8. Loyalty or Referral Rewards
Everyone loves to get a free gift or a discount on services.
Reward your customers for their loyalty to your company with a discount on services or any other reward that makes them feel appreciated for their loyalty.
Likewise, if you have a homeowner give you a referral or two, make sure that you thank them with a gift or a discount.
Showing your gratitude motivates your clients to continue referring your company to their neighbors, families and friends.
Why it works:
Loyal customers who get something for their fidelity will continue to spread the word about your company.
When an Employees Leaves to Start Their Own Business...
Sometimes, employees want to leave to start their own lawn care business. They always ask these two questions:
- Should you take some fellow employees with you?
- Should you raid your boss’s contact files?
Nope and nope.
When going out on your own as a subcontractor, you can’t just take your clients or crew with you.

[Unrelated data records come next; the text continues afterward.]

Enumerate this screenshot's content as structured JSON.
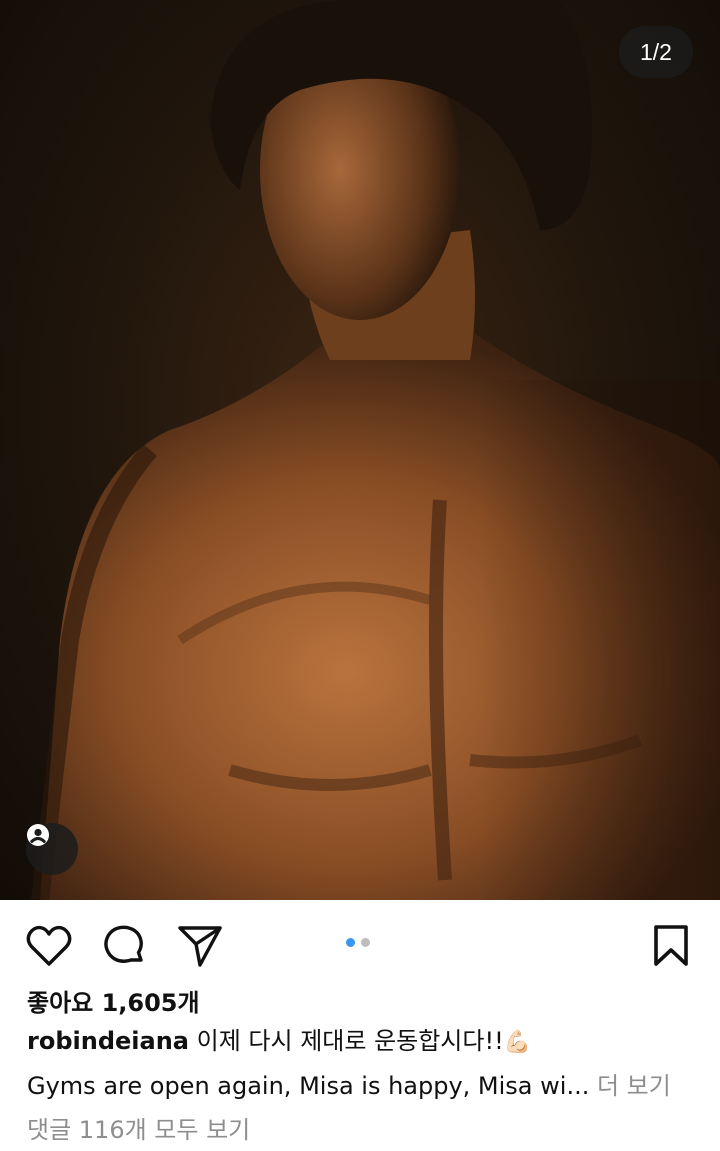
{
  "post": {
    "image_counter": "1/2",
    "carousel": {
      "total": 2,
      "active_index": 0
    },
    "likes_text": "좋아요 1,605개",
    "username": "robindeiana",
    "caption_line1": "이제 다시 제대로 운동합시다!!",
    "caption_emoji": "💪🏻",
    "caption_line2": "Gyms are open again, Misa is happy, Misa wi...",
    "more_label": "더 보기",
    "comments_link": "댓글 116개 모두 보기"
  },
  "icons": {
    "like": "heart-icon",
    "comment": "comment-bubble-icon",
    "share": "paper-plane-icon",
    "bookmark": "bookmark-icon",
    "tag": "person-tag-icon"
  },
  "colors": {
    "accent": "#3897f0",
    "muted_text": "#8e8e8e",
    "text": "#111111"
  }
}
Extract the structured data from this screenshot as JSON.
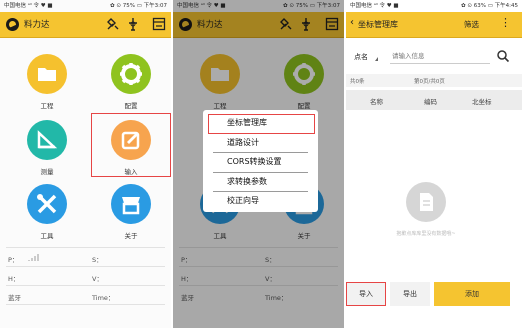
{
  "status_left": "中国电信 ᵃˡˡ 令 ♥ ■",
  "status_right_p1": "✿ ⊙ 75% ▭ 下午3:07",
  "status_right_p3": "✿ ⊙ 63% ▭ 下午4:45",
  "app_title": "料力达",
  "home_items": [
    {
      "label": "工程",
      "icon": "folder-icon",
      "color": "#f5c12e"
    },
    {
      "label": "配置",
      "icon": "gear-icon",
      "color": "#8fc31f"
    },
    {
      "label": "测量",
      "icon": "ruler-icon",
      "color": "#22b8a8"
    },
    {
      "label": "输入",
      "icon": "edit-icon",
      "color": "#f7a44e"
    },
    {
      "label": "工具",
      "icon": "tools-icon",
      "color": "#2a9be3"
    },
    {
      "label": "关于",
      "icon": "shop-icon",
      "color": "#2a9be3"
    }
  ],
  "info": {
    "p": "P：",
    "s": "S：",
    "h": "H：",
    "v": "V：",
    "bluetooth": "蓝牙",
    "time": "Time："
  },
  "menu_items": [
    "坐标管理库",
    "道路设计",
    "CORS转换设置",
    "求转换参数",
    "校正向导"
  ],
  "p3": {
    "title": "坐标管理库",
    "filter": "筛选",
    "more": "⋮",
    "field": "点名",
    "placeholder": "请输入信息",
    "count": "共0条",
    "page": "第0页/共0页",
    "col_name": "名称",
    "col_code": "编码",
    "col_north": "北坐标",
    "empty_text": "抱歉点库库里没有数据哦~",
    "btn_import": "导入",
    "btn_export": "导出",
    "btn_add": "添加"
  },
  "colors": {
    "accent": "#f5c430",
    "highlight": "#e64545"
  }
}
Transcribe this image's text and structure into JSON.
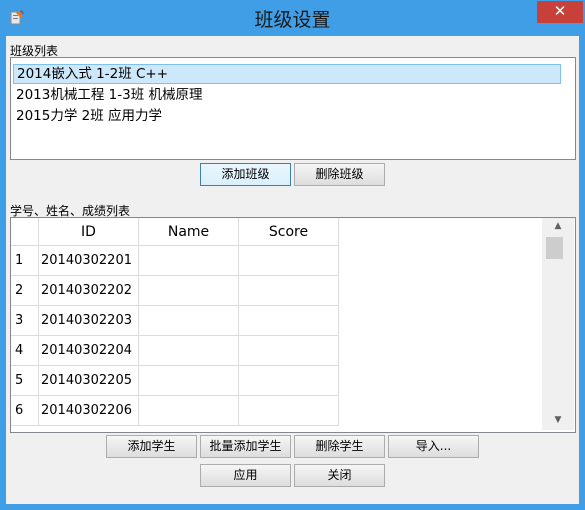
{
  "window": {
    "title": "班级设置",
    "close_glyph": "✕",
    "icon": "app-icon"
  },
  "class_list": {
    "label": "班级列表",
    "items": [
      {
        "label": "2014嵌入式 1-2班 C++",
        "selected": true
      },
      {
        "label": "2013机械工程 1-3班 机械原理",
        "selected": false
      },
      {
        "label": "2015力学 2班 应用力学",
        "selected": false
      }
    ],
    "add_label": "添加班级",
    "delete_label": "删除班级"
  },
  "student_grid": {
    "label": "学号、姓名、成绩列表",
    "columns": [
      "ID",
      "Name",
      "Score"
    ],
    "rows": [
      {
        "num": "1",
        "id": "20140302201",
        "name": "",
        "score": ""
      },
      {
        "num": "2",
        "id": "20140302202",
        "name": "",
        "score": ""
      },
      {
        "num": "3",
        "id": "20140302203",
        "name": "",
        "score": ""
      },
      {
        "num": "4",
        "id": "20140302204",
        "name": "",
        "score": ""
      },
      {
        "num": "5",
        "id": "20140302205",
        "name": "",
        "score": ""
      },
      {
        "num": "6",
        "id": "20140302206",
        "name": "",
        "score": ""
      }
    ],
    "scroll_up": "▲",
    "scroll_down": "▼"
  },
  "buttons": {
    "add_student": "添加学生",
    "batch_add_student": "批量添加学生",
    "delete_student": "删除学生",
    "import": "导入...",
    "apply": "应用",
    "close": "关闭"
  }
}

It’s considered unethical and could end up as a lawsuit.
There are several things employers can do to cover themselves… Employees should be aware of these too.
1. Non-compete Agreements
If you signed a non-compete, it means you won’t open your business in the same industry within the same geographic area as your employer.
For example, if you worked for a landscape design company, you can’t open another one in the same city, region or state, where you become a direct competitor.
2. Non-solicitation Agreements
With a non-solicitor contract, you agree not to contact your current employer’s contracts for a year or more.
Entrepreneur.com describes a non-solicitation agreement:
“Non-solicitation agreements are viewed as a legitimate effort by a business to protect its goodwill, and are often upheld by the same courts that routinely strike down non-competes.”
If you signed one, you should leave your former employer’s contacts alone.
3. Uniform Trade Secrets Act
Even if you didn’t sign a non-solicitation agreement, Entrepreneur.com says...
“...you still may have some legal liability to your former employer if you blatantly try to steal its customers. That's because, to date, 42 states have adopted some form of a statute called the ‘Uniform Trade Secrets Act.’ If your state has adopted a version of this act, then you're prohibited from stealing your employer's "trade secrets" and using them for your own benefit, even without a written agreement with the employer.”
Most businesses in the United States are protected under this act. There are similar, albeit more complicated laws in Canada.
But That Doesn’t Mean You Should “Leave it to Fate...”
Competition is a natural byproduct of being in business. But you shouldn’t rely on luck to keep your clients loyal.
Instead, look at what you’re already doing and find ways to connect with your customers. The more invested they are with your company, the more loyal your customers will be to you.
And if you decide to open your own business, don’t risk losing it by taking clients away from your current employer. It’s just bad manners.